The 10 plaintiffs are attempting to hold gun manufacturers and distributors Remington Arms Company and Bushmaster Firearms liable for the sale of the military-style rifle used in the mass shooting and which violated Connecticut law.
The suit, which they filed two years after the massacre, argued that three gun companies negligently entrusted the rifle to the public, and violated the Connecticut Unfair Trade Practices Act in marketing it to civilians.
The court agreed that the meaning of certain language in the state law must be determined by the high court.
Tuesday’s decision came two weeks after nine families and a survivor filed an appeal against a judge’s dismissal of the case.
The lower court case was thrown out because the judge ruled that federal law prevented most liability suits brought by gun violence victims and their families.

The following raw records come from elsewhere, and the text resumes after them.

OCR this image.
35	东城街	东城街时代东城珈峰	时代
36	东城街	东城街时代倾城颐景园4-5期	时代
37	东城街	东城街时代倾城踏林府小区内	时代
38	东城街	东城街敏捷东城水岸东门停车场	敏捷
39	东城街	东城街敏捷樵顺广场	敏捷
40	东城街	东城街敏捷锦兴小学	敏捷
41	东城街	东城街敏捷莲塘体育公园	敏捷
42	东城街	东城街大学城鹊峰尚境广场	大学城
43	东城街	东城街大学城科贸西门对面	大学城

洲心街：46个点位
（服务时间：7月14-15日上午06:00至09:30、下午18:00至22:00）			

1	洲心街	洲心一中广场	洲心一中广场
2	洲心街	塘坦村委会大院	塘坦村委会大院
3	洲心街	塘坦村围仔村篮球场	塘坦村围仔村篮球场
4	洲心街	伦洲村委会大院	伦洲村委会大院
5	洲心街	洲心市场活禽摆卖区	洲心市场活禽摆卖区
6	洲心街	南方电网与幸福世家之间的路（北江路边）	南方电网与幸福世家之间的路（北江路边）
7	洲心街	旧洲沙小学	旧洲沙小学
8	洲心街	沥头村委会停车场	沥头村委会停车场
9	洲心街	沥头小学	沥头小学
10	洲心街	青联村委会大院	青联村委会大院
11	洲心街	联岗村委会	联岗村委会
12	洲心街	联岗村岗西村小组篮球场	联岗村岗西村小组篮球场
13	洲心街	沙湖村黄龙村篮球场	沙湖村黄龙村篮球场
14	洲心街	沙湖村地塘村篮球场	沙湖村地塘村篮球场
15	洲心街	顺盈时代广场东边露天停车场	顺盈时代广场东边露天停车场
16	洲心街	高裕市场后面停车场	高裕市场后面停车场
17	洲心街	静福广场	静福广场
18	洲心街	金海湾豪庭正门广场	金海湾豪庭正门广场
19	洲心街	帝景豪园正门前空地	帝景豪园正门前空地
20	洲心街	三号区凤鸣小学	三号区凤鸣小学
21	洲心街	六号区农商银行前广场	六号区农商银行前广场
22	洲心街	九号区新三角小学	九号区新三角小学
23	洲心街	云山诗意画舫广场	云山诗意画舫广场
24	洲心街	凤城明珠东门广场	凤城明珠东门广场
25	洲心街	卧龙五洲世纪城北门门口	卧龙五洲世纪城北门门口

“We believe strongly in the legitimacy of our claims. They are well founded. We are asking for the Supreme Court to take a fresh look at this case. All the families have ever asked for is their day in court,” Joshua Koskoff, one of the attorneys representing the families, told reporters on Thursday, according to the Connecticut Law Tribune.
On December 14, 2012, Adam Lanza, 20, killed 20 children and six educators in just five minutes, using a Bushmaster XM15-E25 semi-automatic assault rifle at Sandy Hook Elementary School in Newtown, Connecticut. He then turned the gun on himself and committed suicide.
The assault rifle was owned by his mother, Nancy Lanza, who he murdered earlier that day using a separate weapon.
“A weapon that was designed to be used in combat and to kill enemies in a war… was lying not on a battlefield but on the floor of Vicki Soto’s classroom,” Koskoff told CNN in June. “How did it get there?” Soto, a teacher, was one of the victims.
Gun manufacturers typically cannot be sued when their products are used to commit a crime. The federal 2005 Protection of Lawful Commerce in Arms Act grants gun manufacturers immunity from any lawsuit related to injuries from criminal misuse of their products.
The 10 plaintiffs in their class action lawsuit argue, however, that assault rifle guns serve no legitimate purpose in civilian hands, and therefore the gun maker shares culpability for the Sandy Hook killings.
The suit also argues that Bushmaster’s manufacturer intentionally uses military language in its marketing to appeal to people eager to acquire a weapon capable of mass murder.
The legal team representing Bushmaster, Remington, and other companies associated with the distribution and sale of the weapon argue they are not responsible for Lanza’s crime because they did not directly give him the weapon.